Grundlagen für ein neues Leben

"In den vergangenen drei Jahren sind bis zu 1.000 Milizionäre aus der Terrorgruppe ausgestiegen", sagt der somalische Minister für Innere Sicherheit, Abdirizak Omar Mohamed, dem Evangelischen Pressedienst (epd). Die Stärke der 2006 gegründeten Miliz, die zum Terrornetzwerk Al-Kaida gehört, schätzt er auf 3.000 bis 5.000 Kämpfer. Rund 100 davon seien aus dem westlichen Ausland wie Deutschland, Großbritannien und den USA sowie aus arabischen Staaten. Die Islamisten werden von der 22.000-Mann starken Militärmission der Afrikanischen Union (Amisom) bekämpft, die von den USA und der EU unterstützt wird. Sie sind militärisch unter Druck, kontrollieren aber nach wie vor Teile Somalias.

Im Demobilisierungslager von Baidoa leben derzeit gut 100 junge Männer und einige Frauen. Betrieben wird es von der Internationalen Organisation für Migration (IOM). Auch der 22-jährige Maslan Mohamed Hassan lernt hier die Grundlagen für ein neues Leben, seit er 2013 ausstieg.

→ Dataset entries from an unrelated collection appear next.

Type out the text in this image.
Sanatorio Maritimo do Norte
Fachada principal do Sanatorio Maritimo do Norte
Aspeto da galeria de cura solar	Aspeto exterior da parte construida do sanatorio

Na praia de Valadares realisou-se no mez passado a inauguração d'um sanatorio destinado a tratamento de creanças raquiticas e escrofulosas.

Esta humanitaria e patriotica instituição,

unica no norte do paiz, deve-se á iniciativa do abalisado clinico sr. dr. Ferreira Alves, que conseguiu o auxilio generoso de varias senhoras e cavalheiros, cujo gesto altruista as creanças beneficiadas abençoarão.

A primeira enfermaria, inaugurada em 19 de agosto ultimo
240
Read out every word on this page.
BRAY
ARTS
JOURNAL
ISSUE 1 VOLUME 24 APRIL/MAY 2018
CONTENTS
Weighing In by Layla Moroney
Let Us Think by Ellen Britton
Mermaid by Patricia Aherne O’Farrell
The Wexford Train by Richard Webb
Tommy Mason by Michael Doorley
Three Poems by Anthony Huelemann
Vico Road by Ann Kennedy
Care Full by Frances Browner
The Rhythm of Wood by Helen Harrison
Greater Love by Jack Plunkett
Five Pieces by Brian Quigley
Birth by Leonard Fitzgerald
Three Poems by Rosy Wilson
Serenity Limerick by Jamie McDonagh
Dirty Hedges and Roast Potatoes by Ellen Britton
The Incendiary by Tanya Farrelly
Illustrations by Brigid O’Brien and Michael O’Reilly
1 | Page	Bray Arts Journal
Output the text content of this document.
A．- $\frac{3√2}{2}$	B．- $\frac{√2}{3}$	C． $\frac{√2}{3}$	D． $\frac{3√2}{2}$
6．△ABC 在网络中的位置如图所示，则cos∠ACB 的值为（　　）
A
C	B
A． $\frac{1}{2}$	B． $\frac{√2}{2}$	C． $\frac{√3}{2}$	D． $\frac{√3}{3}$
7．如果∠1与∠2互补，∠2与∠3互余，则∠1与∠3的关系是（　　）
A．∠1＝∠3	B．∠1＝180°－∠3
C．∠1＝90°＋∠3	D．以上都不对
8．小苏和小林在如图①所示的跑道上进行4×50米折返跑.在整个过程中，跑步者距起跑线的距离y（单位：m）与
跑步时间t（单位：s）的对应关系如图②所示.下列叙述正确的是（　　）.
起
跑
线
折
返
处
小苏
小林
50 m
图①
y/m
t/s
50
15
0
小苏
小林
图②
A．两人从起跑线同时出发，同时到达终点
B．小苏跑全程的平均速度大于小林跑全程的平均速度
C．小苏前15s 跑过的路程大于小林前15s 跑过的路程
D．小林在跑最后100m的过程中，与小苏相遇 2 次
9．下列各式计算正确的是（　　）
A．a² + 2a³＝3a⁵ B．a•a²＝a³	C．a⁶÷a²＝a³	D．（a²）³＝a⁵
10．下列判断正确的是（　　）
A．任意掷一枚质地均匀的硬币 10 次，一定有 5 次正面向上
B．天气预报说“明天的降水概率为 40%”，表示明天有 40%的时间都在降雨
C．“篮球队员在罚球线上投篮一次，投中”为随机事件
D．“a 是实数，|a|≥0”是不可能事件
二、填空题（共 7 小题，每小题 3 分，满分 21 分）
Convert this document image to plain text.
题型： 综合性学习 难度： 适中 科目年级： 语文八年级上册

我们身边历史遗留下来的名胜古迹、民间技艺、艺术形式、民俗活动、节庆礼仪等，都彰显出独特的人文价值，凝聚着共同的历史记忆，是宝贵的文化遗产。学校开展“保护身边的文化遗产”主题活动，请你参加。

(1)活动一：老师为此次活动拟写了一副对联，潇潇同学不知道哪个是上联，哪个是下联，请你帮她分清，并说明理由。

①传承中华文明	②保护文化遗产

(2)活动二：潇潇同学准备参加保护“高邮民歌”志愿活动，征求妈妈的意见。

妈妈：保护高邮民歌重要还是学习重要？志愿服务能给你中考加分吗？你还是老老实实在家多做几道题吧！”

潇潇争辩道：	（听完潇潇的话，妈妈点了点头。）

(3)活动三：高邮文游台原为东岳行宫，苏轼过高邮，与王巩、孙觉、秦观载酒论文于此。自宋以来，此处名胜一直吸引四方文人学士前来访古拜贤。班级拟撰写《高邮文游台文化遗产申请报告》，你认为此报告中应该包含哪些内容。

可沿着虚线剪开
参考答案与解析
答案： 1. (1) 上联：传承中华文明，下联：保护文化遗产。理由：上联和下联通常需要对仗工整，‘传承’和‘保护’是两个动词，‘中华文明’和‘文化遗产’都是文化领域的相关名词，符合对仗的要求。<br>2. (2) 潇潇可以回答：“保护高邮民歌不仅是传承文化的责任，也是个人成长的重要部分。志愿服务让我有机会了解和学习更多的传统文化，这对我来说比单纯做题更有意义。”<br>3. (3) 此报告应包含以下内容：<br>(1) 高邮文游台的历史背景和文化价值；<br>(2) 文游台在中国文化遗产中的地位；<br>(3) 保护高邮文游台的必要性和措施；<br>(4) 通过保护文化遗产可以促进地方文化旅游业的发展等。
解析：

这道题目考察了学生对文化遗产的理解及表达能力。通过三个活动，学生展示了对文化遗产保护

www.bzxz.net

Hassan möchte nach seiner Entlassung einen Kosmetik-Laden eröffnen - ausgerechnet. In drei Jahren bei der Al-Shabaab verfolgte er Menschen für ihr Interesse an weltlicher Schönheit. Musik, Schmuck, Kosmetika sind den Islamisten verhasst. Hassans Gründe sind pragmatisch: Schon bevor er der Miliz beitrat, handelte er mit Schönheitsprodukten, um sich Geld für seine Schulgebühren zu verdienen.

"Ich wollte die Christen auslöschen"

Den Milizionären habe er sich 2010 angeschlossen, weil ihn ihre damalige Stärke faszinierte. "Viele meiner Freunde machten schon mit - warum nicht auch ich?" Hassan wurde religiös geschult, erhielt eine militärische Grundausbildung. Er habe mit Überzeugung gekämpft und den Krieg geliebt. "Ich wollte die Christen auslöschen."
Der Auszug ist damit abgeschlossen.